Matteo Pavone -

Objective: This study aimed to evaluate the accuracy, consistency, and reliability of three large language models—ChatGPT-4.0, DeepSeek-R1, and Gemini-2.0—in answering cervical cancer-related questions based on the ESGO/ESTRO/ESP guidelines. Design: Prospective, comparative in silico benchmarking study. Setting: Fondazione Policlinico Universitario A. Gemelli, Italy. Population or Sample: Fifty questions derived from the ESGO/ESTRO/ESP Guidelines for Cervical Cancer. Methods: Each question was submitted simultaneously to ChatGPT-4.0, DeepSeek-R1, and Gemini-2.0, and re-entered twice to assess response repeatability.
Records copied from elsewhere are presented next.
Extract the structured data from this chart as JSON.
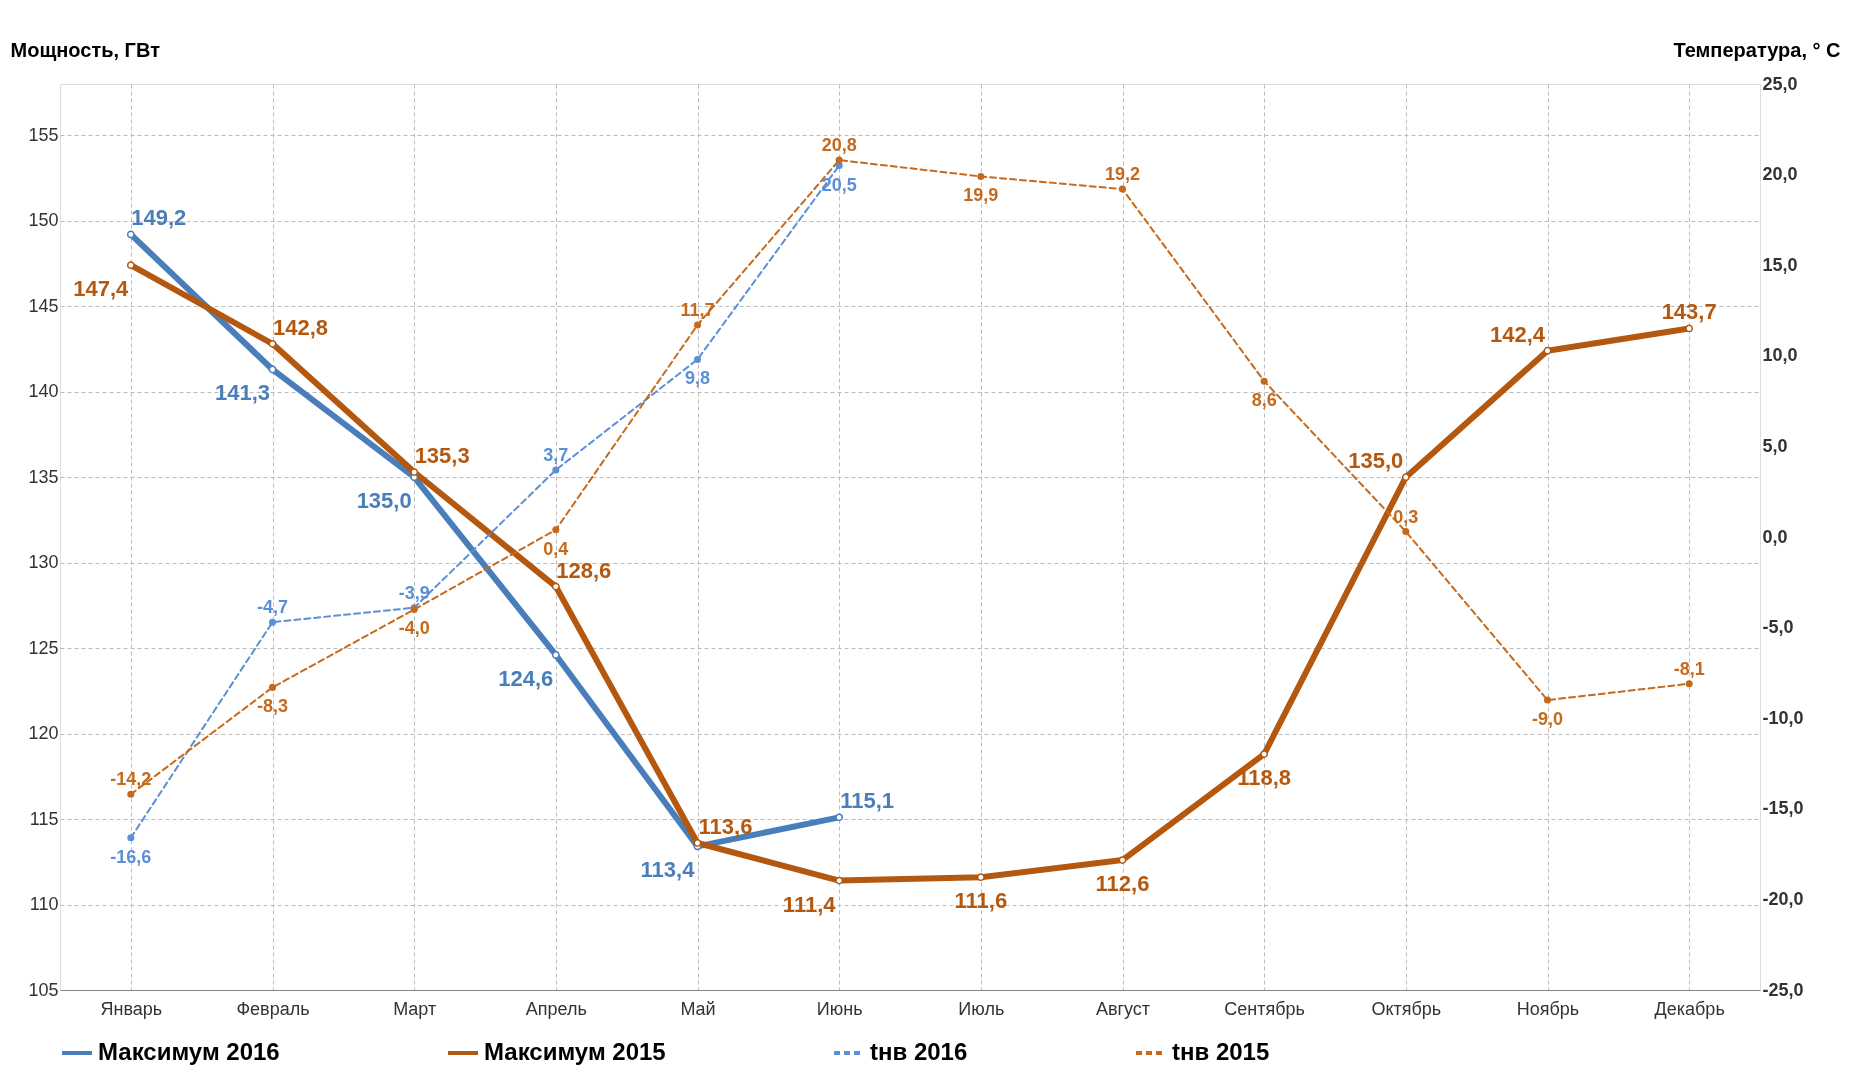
{
  "chart_data": {
    "type": "line",
    "categories": [
      "Январь",
      "Февраль",
      "Март",
      "Апрель",
      "Май",
      "Июнь",
      "Июль",
      "Август",
      "Сентябрь",
      "Октябрь",
      "Ноябрь",
      "Декабрь"
    ],
    "ylabel": "Мощность, ГВт",
    "y2label": "Температура, ° С",
    "ylim": [
      105,
      158
    ],
    "yticks": [
      105,
      110,
      115,
      120,
      125,
      130,
      135,
      140,
      145,
      150,
      155
    ],
    "y2lim": [
      -25,
      25
    ],
    "y2ticks": [
      {
        "value": -25,
        "label": "-25,0"
      },
      {
        "value": -20,
        "label": "-20,0"
      },
      {
        "value": -15,
        "label": "-15,0"
      },
      {
        "value": -10,
        "label": "-10,0"
      },
      {
        "value": -5,
        "label": "-5,0"
      },
      {
        "value": 0,
        "label": "0,0"
      },
      {
        "value": 5,
        "label": "5,0"
      },
      {
        "value": 10,
        "label": "10,0"
      },
      {
        "value": 15,
        "label": "15,0"
      },
      {
        "value": 20,
        "label": "20,0"
      },
      {
        "value": 25,
        "label": "25,0"
      }
    ],
    "grid": true,
    "legend": "bottom",
    "marker": "circle",
    "series": [
      {
        "name": "Максимум 2016",
        "color": "#4a7ebb",
        "line_style": "solid",
        "values": [
          149.2,
          141.3,
          135.0,
          124.6,
          113.4,
          115.1,
          null,
          null,
          null,
          null,
          null,
          null
        ],
        "value_labels": [
          "149,2",
          "141,3",
          "135,0",
          "124,6",
          "113,4",
          "115,1",
          null,
          null,
          null,
          null,
          null,
          null
        ]
      },
      {
        "name": "Максимум 2015",
        "color": "#b5580f",
        "line_style": "solid",
        "values": [
          147.4,
          142.8,
          135.3,
          128.6,
          113.6,
          111.4,
          111.6,
          112.6,
          118.8,
          135.0,
          142.4,
          143.7
        ],
        "value_labels": [
          "147,4",
          "142,8",
          "135,3",
          "128,6",
          "113,6",
          "111,4",
          "111,6",
          "112,6",
          "118,8",
          "135,0",
          "142,4",
          "143,7"
        ]
      },
      {
        "name": "tнв 2016",
        "color": "#5b8fd6",
        "line_style": "dashed",
        "axis": "y2",
        "values": [
          -16.6,
          -4.7,
          -3.9,
          3.7,
          9.8,
          20.5,
          null,
          null,
          null,
          null,
          null,
          null
        ],
        "value_labels": [
          "-16,6",
          "-4,7",
          "-3,9",
          "3,7",
          "9,8",
          "20,5",
          null,
          null,
          null,
          null,
          null,
          null
        ]
      },
      {
        "name": "tнв 2015",
        "color": "#c56a1c",
        "line_style": "dashed",
        "axis": "y2",
        "values": [
          -14.2,
          -8.3,
          -4.0,
          0.4,
          11.7,
          20.8,
          19.9,
          19.2,
          8.6,
          0.3,
          -9.0,
          -8.1
        ],
        "value_labels": [
          "-14,2",
          "-8,3",
          "-4,0",
          "0,4",
          "11,7",
          "20,8",
          "19,9",
          "19,2",
          "8,6",
          "0,3",
          "-9,0",
          "-8,1"
        ]
      }
    ]
  }
}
Answers were evaluated for accuracy using a Global Quality Score (GQS) from 1 (poor) to 5 (completely accurate). Consistency (intra-model response stability) and reliability (alignment with guidelines) were assessed using binary classification. Main Outcome Measures: Mean GQS, percentage of GQS 5 responses, consistency between repeated answers, and reliability. Results: ChatGPT-4.0 achieved the highest performance, with 42% of responses rated GQS 5, followed by Gemini-2.0 (30%) and DeepSeek-R1 (28%). DeepSeek-R1 scored significantly lower in mean GQS (3.02 ± 1.671) compared to ChatGPT-4.0 (3.74 ± 1.411, p=0.022). Response consistency varied significantly, with ChatGPT-4.0 and DeepSeek-R1 showing differences from Gemini-2.0 (p=0.034 and p=0.044, respectively). No significant difference was observed in reliability (p=0.602). Conclusion: All three models showed suboptimal accuracy in applying cervical cancer guidelines. ChatGPT-4.0 was the most accurate and consistent, while DeepSeek-R1 underperformed. Despite similar reliability across models, expert oversight remains essential to ensure safe clinical application and prevent misinformation. Funding: None.